Why are the Filipino bishops so passionate about it? Two things to consider: First, by virtue of its geographic situation, the Philippines is in a natural disaster zone of volcanic eruptions, floods and earthquakes It is an archipelago “battered by multiple tropical storms including some declared to be the deadliest in the world from 2013 to 2021,” said the 2022 CBCP pastoral letter.
Secondly, it is also a country internally ravaged by environmental abuses such as illegal logging and mining, the dumping of chemical and toxic waste of other countries, and thoughtless disposal of plastics. The first is natural and the second is man-made. That makes the first thing worse.
In 1988, the CBCP produced the world’s first pastoral letter on environmental stewardship titled “What is happening to our beautiful land?”
It was actually the very first time that a bishops’ conference anywhere in the world has directly confronted the threat of environmental degradation and climate change.
When Pope Francis was writing Laudato Si’ in 2015, what the Filipino prelates had said lingered in his mind, so much so that in Paragraph 41 of that encyclical, the Jesuit Pontiff asked the basic question, citing the 1988 CBCP document verbatim: “Who turned the wonder world of the seas into underwater cemeteries bereft of color and life?”

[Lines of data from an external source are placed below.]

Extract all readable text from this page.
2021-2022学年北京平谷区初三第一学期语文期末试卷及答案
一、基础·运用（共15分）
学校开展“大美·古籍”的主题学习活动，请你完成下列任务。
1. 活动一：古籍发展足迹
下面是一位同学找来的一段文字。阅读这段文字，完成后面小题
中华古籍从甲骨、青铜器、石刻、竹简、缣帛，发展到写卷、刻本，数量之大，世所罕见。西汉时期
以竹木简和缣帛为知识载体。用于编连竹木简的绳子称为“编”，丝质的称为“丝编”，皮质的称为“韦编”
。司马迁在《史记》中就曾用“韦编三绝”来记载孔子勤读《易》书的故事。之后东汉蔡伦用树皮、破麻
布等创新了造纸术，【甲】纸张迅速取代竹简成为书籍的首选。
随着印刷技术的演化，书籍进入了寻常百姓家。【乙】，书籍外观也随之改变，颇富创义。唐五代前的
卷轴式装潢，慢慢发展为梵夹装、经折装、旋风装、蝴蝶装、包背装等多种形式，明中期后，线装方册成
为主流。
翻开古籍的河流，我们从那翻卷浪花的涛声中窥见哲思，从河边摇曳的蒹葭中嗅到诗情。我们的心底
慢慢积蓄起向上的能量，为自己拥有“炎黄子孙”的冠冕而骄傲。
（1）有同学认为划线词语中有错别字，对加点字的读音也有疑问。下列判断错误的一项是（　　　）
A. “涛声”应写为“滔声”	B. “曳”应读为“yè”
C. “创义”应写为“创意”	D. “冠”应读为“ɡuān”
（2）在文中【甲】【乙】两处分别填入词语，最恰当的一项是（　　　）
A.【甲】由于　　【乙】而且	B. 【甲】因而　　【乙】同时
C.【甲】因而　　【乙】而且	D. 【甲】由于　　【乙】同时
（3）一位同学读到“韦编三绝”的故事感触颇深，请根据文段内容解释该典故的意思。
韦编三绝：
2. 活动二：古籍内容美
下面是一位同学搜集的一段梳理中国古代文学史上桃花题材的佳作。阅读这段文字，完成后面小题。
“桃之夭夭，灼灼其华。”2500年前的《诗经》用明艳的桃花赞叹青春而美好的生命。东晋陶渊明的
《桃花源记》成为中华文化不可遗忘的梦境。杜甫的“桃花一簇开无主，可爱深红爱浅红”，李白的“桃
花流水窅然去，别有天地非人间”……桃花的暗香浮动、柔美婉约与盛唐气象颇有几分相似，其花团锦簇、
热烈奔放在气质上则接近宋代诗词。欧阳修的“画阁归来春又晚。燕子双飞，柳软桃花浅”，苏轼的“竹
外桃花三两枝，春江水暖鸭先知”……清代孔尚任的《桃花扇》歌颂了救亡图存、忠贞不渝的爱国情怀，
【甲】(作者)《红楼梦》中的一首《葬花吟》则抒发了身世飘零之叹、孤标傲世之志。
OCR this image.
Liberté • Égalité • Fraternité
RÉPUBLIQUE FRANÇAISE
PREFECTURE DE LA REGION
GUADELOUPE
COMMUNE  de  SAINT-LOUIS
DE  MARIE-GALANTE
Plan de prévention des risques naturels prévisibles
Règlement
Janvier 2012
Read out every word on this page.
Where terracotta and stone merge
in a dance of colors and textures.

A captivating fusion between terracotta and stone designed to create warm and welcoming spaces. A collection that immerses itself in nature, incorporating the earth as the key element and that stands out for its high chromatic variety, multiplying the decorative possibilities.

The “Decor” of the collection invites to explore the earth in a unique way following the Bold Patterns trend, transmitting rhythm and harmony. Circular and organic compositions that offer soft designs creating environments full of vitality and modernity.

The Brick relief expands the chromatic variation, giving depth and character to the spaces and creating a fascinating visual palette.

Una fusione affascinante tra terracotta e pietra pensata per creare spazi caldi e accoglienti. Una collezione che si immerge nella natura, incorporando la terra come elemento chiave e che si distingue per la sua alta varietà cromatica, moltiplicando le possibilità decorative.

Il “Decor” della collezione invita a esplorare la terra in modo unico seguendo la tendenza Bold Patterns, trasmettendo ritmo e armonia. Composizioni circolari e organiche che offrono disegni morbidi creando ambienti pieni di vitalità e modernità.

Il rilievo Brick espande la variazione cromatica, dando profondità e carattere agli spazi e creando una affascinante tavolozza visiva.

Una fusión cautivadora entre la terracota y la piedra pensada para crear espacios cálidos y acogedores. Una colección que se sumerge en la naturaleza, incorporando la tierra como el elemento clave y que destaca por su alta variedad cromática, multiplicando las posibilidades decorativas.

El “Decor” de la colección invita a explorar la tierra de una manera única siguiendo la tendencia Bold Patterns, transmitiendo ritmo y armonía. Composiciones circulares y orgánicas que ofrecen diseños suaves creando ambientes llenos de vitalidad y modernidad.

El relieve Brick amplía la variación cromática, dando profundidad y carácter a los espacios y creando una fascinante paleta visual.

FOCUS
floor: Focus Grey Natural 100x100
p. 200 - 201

This distressing worldwide phenomenon is due largely to highly polluted seas and oceans, resulting from “deforestation, agricultural monocultures, industrial waste and destructive fishing methods, especially those using cyanide and dynamite,” added the Holy Father, once again quoting the CBCP pastoral letter.
Father Sean McDonagh, SSC, an Irish missionary and well-known Columban eco-theologian, once worked among the T’boli ethnic people in the Philippines.
Inspired by his own experiences in Mindanao and by the 1988 CBCP statement on the environment, he wrote a book in 1990 titled The Greening of the Church, where he explained why, in the face of a threat to the survival of the planet, global citizens should unite for more rapid climate action.
“There are no Catholic lakes, Protestant rivers or Muslim forests. We all share a common earth,” he said.
Jose Mario Bautista Maximiano is a Catholic scholar, educator, management adviser and the author of the Catholic Social Teachings in CONTEMPORARY Philippine History: 500 YOC (1971-2021), Volume Three (Claretian, 2022).